Soweit der Kläger vom Beklagten Einsicht in seine „Personalakte“ begehrt und damit die bei der Beklagten geführten Akten meint, ist keine diese Einsichtnahme ablehnende Entscheidung des Beklagten ersichtlich, weshalb eine Verurteilung hierzu ausscheidet.

Soweit der Kläger sinngemäß die Löschung eines ihn belastenden Aktenvermerks über ein angeblich negatives Bewerbungsverhalten, verbunden mit der Drohung der Kürzung/Streichung von Leistungen verlangt, ist dies ebenfalls nicht Gegenstand des vorliegenden Verfahrens, da hierfür ein Vorverfahren nicht durchgeführt wurde. Unabhängig davon, dass sich ein solcher Vorgang in der dem Senat vorgelegten Akte nicht findet, liegt eine ablehnende Entscheidung über die Löschung eines solchen Vermerkes nicht vor.

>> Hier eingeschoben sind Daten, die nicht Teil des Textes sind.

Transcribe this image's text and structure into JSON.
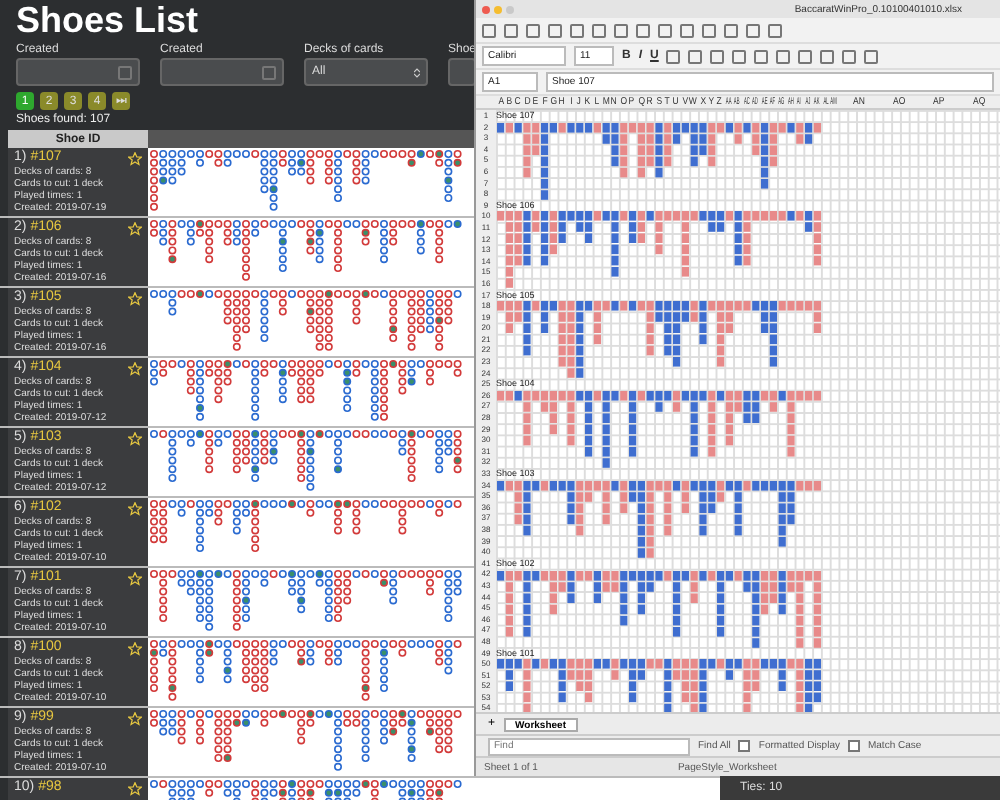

Der erstmals im Berufungsverfahren gestellte Antrag, festzustellen, dass die Akte gefälscht sei, war abzulehnen, nachdem der Senat eine Fälschung, insbesondere bezogen auf die hier streitigen Sachverhalte, nicht festzustellen vermochte, unabhängig davon, dass die Voraussetzungen einer zulässigen Klageänderung nicht vorliegen (§ 153 Abs. 2, § 99 SGG).

Die Berufung war daher zurückzuweisen.

Die Kostenentscheidung beruht auf § 193 SGG und berücksichtigt das Unterliegen des Klägers auch im Berufungsverfahren.

Die Revision war nicht zuzulassen, da die Voraussetzungen des § 160 Abs. 2 SGG nicht vorliegen.